In Indiana, every child in public school learns of James Whitcomb Riley by the fourth grade, as that’s when Indiana history is taught. Riley, the Hoosier Poet, wrote stories in verse, in the Indiana vernacular of his childhood. In his day, he was as popular as a rock star.
Riley lived from 1849 to 1916, born in Greenfield but lived as an adult in Indianapolis. In 1893 he rented a room from a family named Nickum who had a large Victorian house in the fashionable Lockerbie neighborhood near Downtown. He lived there the rest of his days.
Shortly after Riley passed, the house was sealed up, all furnishings and decorations intact. It remains largely in that condition today, and is a very real time capsule into the late Victorian era. It shows how a wealthy family would have lived at that time.
You can tour the Riley house (by appointment) as well when you are in Indianapolis, but let me show you a few photographs. This is one of the front rooms.
Check out all of the detailing as you look up.
This is the other front room, which features a gorgeous Tiffany lamp. If I recall correctly, this room was more for the family while the other front room was more for entertaining.
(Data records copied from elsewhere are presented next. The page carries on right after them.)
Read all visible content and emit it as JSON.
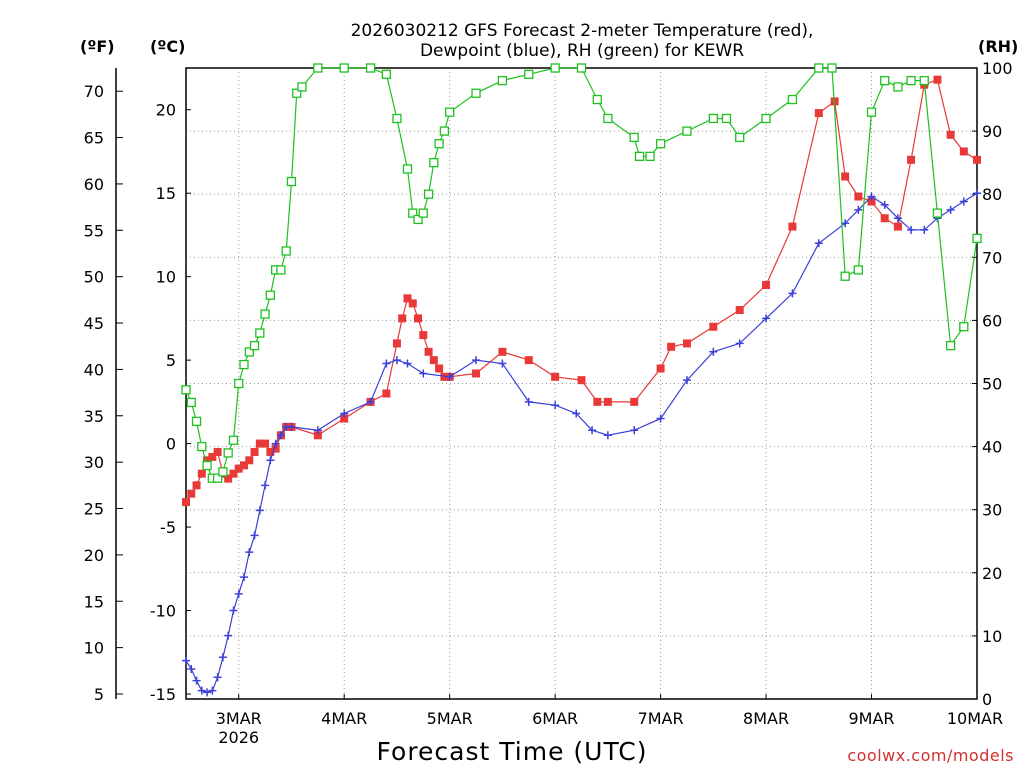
{
  "title_line1": "2026030212 GFS Forecast 2-meter Temperature (red),",
  "title_line2": "Dewpoint (blue), RH (green) for KEWR",
  "unit_f": "(ºF)",
  "unit_c": "(ºC)",
  "unit_rh": "(RH)",
  "xlabel": "Forecast Time (UTC)",
  "credit": "coolwx.com/models",
  "colors": {
    "temperature": "#e83838",
    "dewpoint": "#3a40d8",
    "rh": "#20c020",
    "grid": "#9a9a9a"
  },
  "chart_data": {
    "type": "line",
    "title": "2026030212 GFS Forecast 2-meter Temperature (red), Dewpoint (blue), RH (green) for KEWR",
    "xlabel": "Forecast Time (UTC)",
    "x_unit": "days since 2026-03-02 00Z",
    "xlim": [
      0.5,
      8.0
    ],
    "x_ticks": [
      {
        "x": 1,
        "label": "3MAR",
        "sublabel": "2026"
      },
      {
        "x": 2,
        "label": "4MAR"
      },
      {
        "x": 3,
        "label": "5MAR"
      },
      {
        "x": 4,
        "label": "6MAR"
      },
      {
        "x": 5,
        "label": "7MAR"
      },
      {
        "x": 6,
        "label": "8MAR"
      },
      {
        "x": 7,
        "label": "9MAR"
      },
      {
        "x": 8,
        "label": "10MAR"
      }
    ],
    "y_left_c": {
      "label": "(ºC)",
      "ylim": [
        -15.3,
        22.5
      ],
      "ticks": [
        -15,
        -10,
        -5,
        0,
        5,
        10,
        15,
        20
      ]
    },
    "y_left_f": {
      "label": "(ºF)",
      "ticks": [
        5,
        10,
        15,
        20,
        25,
        30,
        35,
        40,
        45,
        50,
        55,
        60,
        65,
        70
      ]
    },
    "y_right_rh": {
      "label": "(RH)",
      "ylim": [
        0,
        100
      ],
      "ticks": [
        0,
        10,
        20,
        30,
        40,
        50,
        60,
        70,
        80,
        90,
        100
      ]
    },
    "series": [
      {
        "name": "Temperature",
        "axis": "celsius",
        "marker": "square",
        "color": "#e83838",
        "x": [
          0.5,
          0.55,
          0.6,
          0.65,
          0.7,
          0.75,
          0.8,
          0.85,
          0.9,
          0.95,
          1.0,
          1.05,
          1.1,
          1.15,
          1.2,
          1.25,
          1.3,
          1.35,
          1.4,
          1.45,
          1.5,
          1.75,
          2.0,
          2.25,
          2.4,
          2.5,
          2.55,
          2.6,
          2.65,
          2.7,
          2.75,
          2.8,
          2.85,
          2.9,
          2.95,
          3.0,
          3.25,
          3.5,
          3.75,
          4.0,
          4.25,
          4.4,
          4.5,
          4.75,
          5.0,
          5.1,
          5.25,
          5.5,
          5.75,
          6.0,
          6.25,
          6.5,
          6.65,
          6.75,
          6.875,
          7.0,
          7.125,
          7.25,
          7.375,
          7.5,
          7.625,
          7.75,
          7.875,
          8.0
        ],
        "values": [
          -3.5,
          -3.0,
          -2.5,
          -1.8,
          -1.0,
          -0.8,
          -0.5,
          -1.8,
          -2.1,
          -1.8,
          -1.5,
          -1.3,
          -1.0,
          -0.5,
          0.0,
          0.0,
          -0.5,
          -0.3,
          0.5,
          1.0,
          1.0,
          0.5,
          1.5,
          2.5,
          3.0,
          6.0,
          7.5,
          8.7,
          8.4,
          7.5,
          6.5,
          5.5,
          5.0,
          4.5,
          4.0,
          4.0,
          4.2,
          5.5,
          5.0,
          4.0,
          3.8,
          2.5,
          2.5,
          2.5,
          4.5,
          5.8,
          6.0,
          7.0,
          8.0,
          9.5,
          13.0,
          19.8,
          20.5,
          16.0,
          14.8,
          14.5,
          13.5,
          13.0,
          17.0,
          21.5,
          21.8,
          18.5,
          17.5,
          17.0
        ]
      },
      {
        "name": "Dewpoint",
        "axis": "celsius",
        "marker": "plus",
        "color": "#3a40d8",
        "x": [
          0.5,
          0.55,
          0.6,
          0.65,
          0.7,
          0.75,
          0.8,
          0.85,
          0.9,
          0.95,
          1.0,
          1.05,
          1.1,
          1.15,
          1.2,
          1.25,
          1.3,
          1.35,
          1.4,
          1.45,
          1.5,
          1.75,
          2.0,
          2.25,
          2.4,
          2.5,
          2.6,
          2.75,
          3.0,
          3.25,
          3.5,
          3.75,
          4.0,
          4.2,
          4.35,
          4.5,
          4.75,
          5.0,
          5.25,
          5.5,
          5.75,
          6.0,
          6.25,
          6.5,
          6.75,
          6.875,
          7.0,
          7.125,
          7.25,
          7.375,
          7.5,
          7.625,
          7.75,
          7.875,
          8.0
        ],
        "values": [
          -13.0,
          -13.5,
          -14.2,
          -14.8,
          -14.9,
          -14.8,
          -14.0,
          -12.8,
          -11.5,
          -10.0,
          -9.0,
          -8.0,
          -6.5,
          -5.5,
          -4.0,
          -2.5,
          -1.0,
          0.0,
          0.5,
          1.0,
          1.0,
          0.8,
          1.8,
          2.5,
          4.8,
          5.0,
          4.8,
          4.2,
          4.0,
          5.0,
          4.8,
          2.5,
          2.3,
          1.8,
          0.8,
          0.5,
          0.8,
          1.5,
          3.8,
          5.5,
          6.0,
          7.5,
          9.0,
          12.0,
          13.2,
          14.0,
          14.8,
          14.3,
          13.5,
          12.8,
          12.8,
          13.5,
          14.0,
          14.5,
          15.0
        ]
      },
      {
        "name": "Relative Humidity",
        "axis": "rh",
        "marker": "open-square",
        "color": "#20c020",
        "x": [
          0.5,
          0.55,
          0.6,
          0.65,
          0.7,
          0.75,
          0.8,
          0.85,
          0.9,
          0.95,
          1.0,
          1.05,
          1.1,
          1.15,
          1.2,
          1.25,
          1.3,
          1.35,
          1.4,
          1.45,
          1.5,
          1.55,
          1.6,
          1.75,
          2.0,
          2.25,
          2.4,
          2.5,
          2.6,
          2.65,
          2.7,
          2.75,
          2.8,
          2.85,
          2.9,
          2.95,
          3.0,
          3.25,
          3.5,
          3.75,
          4.0,
          4.25,
          4.4,
          4.5,
          4.75,
          4.8,
          4.9,
          5.0,
          5.25,
          5.5,
          5.625,
          5.75,
          6.0,
          6.25,
          6.5,
          6.625,
          6.75,
          6.875,
          7.0,
          7.125,
          7.25,
          7.375,
          7.5,
          7.625,
          7.75,
          7.875,
          8.0
        ],
        "values": [
          49,
          47,
          44,
          40,
          37,
          35,
          35,
          36,
          39,
          41,
          50,
          53,
          55,
          56,
          58,
          61,
          64,
          68,
          68,
          71,
          82,
          96,
          97,
          100,
          100,
          100,
          99,
          92,
          84,
          77,
          76,
          77,
          80,
          85,
          88,
          90,
          93,
          96,
          98,
          99,
          100,
          100,
          95,
          92,
          89,
          86,
          86,
          88,
          90,
          92,
          92,
          89,
          92,
          95,
          100,
          100,
          67,
          68,
          93,
          98,
          97,
          98,
          98,
          77,
          56,
          59,
          73
        ]
      }
    ]
  }
}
This is the dining room. Many rooms in this house had fireplaces; the one in this room is partially hidden by the dining table. The place settings on the table belonged to the family who owned this house.
The bedrooms are upstairs. Here’s one of them, with its fireplace.
Here’s the room Riley rented, his signature tophat and cane laid out and waiting for him.
In its time, this house was the height of modernity because of its bathroom. It included two incredible conveniences: a flush toilet (to the right out of the picture) and a bathtub.
The Riley home has been a National Historic Landmark for longer than I’ve been alive.
This was at least my third tour of the Riley home. I made it first with my first wife, and later with my mom. I may have done it with my sons once, too – there are photos of them on the cobblestone street in front of the home, but my memory is hazy about whether we went in.